No Brasil, os ambientalistas começaram primeiramente a se organizar em grupos locais para ampliar o diálogo com setores empresariais e políticos. Um exemplo é a Associação Gaúcha de Proteção ao Ambiente Natural, uma das primeiras comunidades ecológicas do país, criada em 1971. Um de seus fundadores foi o agrônomo José Lutzenberger (1926-2002), que contribuiu na formulação de leis para o controle do uso de agroquímicos no Rio Grande do Sul – o que teve reflexos na Lei Brasileira de Agrotóxicos, de 1989. Ainda na década de 1970, a preocupação com questões de segurança e o impacto ambiental da energia nuclear resultaram na mobilização de ambientalistas e cientistas. ONGs nacionais, como a SOS Mata Atlântica, começam a surgir nos anos 1980.
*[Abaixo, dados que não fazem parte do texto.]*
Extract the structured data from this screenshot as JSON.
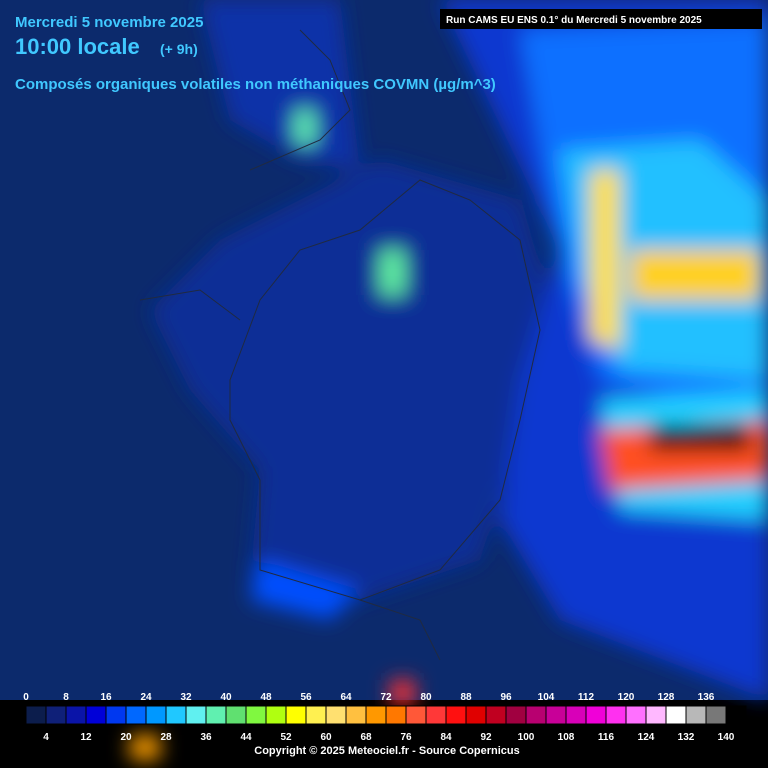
{
  "header": {
    "date": "Mercredi 5 novembre 2025",
    "time": "10:00 locale",
    "offset": "(+ 9h)",
    "variable": "Composés organiques volatiles non méthaniques COVMN (µg/m^3)",
    "run": "Run CAMS EU ENS 0.1° du Mercredi 5 novembre 2025"
  },
  "colorbar": {
    "ticks": [
      0,
      4,
      8,
      12,
      16,
      20,
      24,
      28,
      32,
      36,
      40,
      44,
      48,
      52,
      56,
      60,
      64,
      68,
      72,
      76,
      80,
      84,
      88,
      92,
      96,
      100,
      104,
      108,
      112,
      116,
      120,
      124,
      128,
      132,
      136,
      140
    ],
    "colors": [
      "#0c1d4c",
      "#0f2078",
      "#0a14a8",
      "#0000d8",
      "#0038f0",
      "#0068ff",
      "#0098ff",
      "#20c8ff",
      "#60f0f0",
      "#60f0b0",
      "#60e070",
      "#80f840",
      "#b0ff10",
      "#ffff00",
      "#fff050",
      "#ffe070",
      "#ffc040",
      "#ff9800",
      "#ff7800",
      "#ff5838",
      "#ff3838",
      "#ff1010",
      "#e00000",
      "#c00020",
      "#a00040",
      "#b80070",
      "#c80098",
      "#d800b8",
      "#f000d8",
      "#ff30f0",
      "#ff70ff",
      "#ffb8ff",
      "#ffffff",
      "#b8b8b8",
      "#787878",
      "#000000"
    ]
  },
  "footer": {
    "copyright": "Copyright © 2025 Meteociel.fr - Source Copernicus"
  }
}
A consolidação do interesse internacional pelos problemas socioambientais ligados às alterações do clima só ocorreu no início dos anos 1990. O marco desse processo foi a Conferência das Nações Unidas sobre o Meio Ambiente e o Desenvolvimento, a Rio-92. Na ocasião, foi criada a Convenção-Quadro das Nações Unidas sobre a Mudança do Clima. O Painel Intergovernamental sobre Mudanças Climáticas (IPCC) havia sido concebido pela ONU quatro anos antes para sistematizar estudos científicos sobre as mudanças climáticas. “Isso impulsionou a profissionalização do ambientalismo. ONGs passaram a realizar pesquisas, produzir relatórios técnicos e colaborar com universidades e órgãos governamentais em ações de monitoramento”, relata Jacobi.
A aproximação entre ambientalistas e o poder público também foi fortalecida após a redemocratização, ressalta Crespo, do MCTI. A descentralização dos poderes político e administrativo gerou uma demanda por quadros técnicos para assumir secretarias estaduais e municipais de Meio Ambiente, o que contribuiu para que muitos ambientalistas se tornassem gestores públicos.
Hoje, o ambientalismo brasileiro enfrenta desafios “fora do comum”, avalia Pádua, referindo-se a um “descontrole regulatório inédito”. Ao mesmo tempo, ele vê uma oportunidade para o fortalecimento do movimento. “Em resposta aos ataques que o meio ambiente sofre, destaca-se a defesa de instituições como o Inpe [Instituto Nacional de Pesquisas Espaciais], que faz o monitoramento do desmatamento na Amazônia, e a mobilização mais atuante de organizações ambientais para reforçar a consciência ambiental no país.”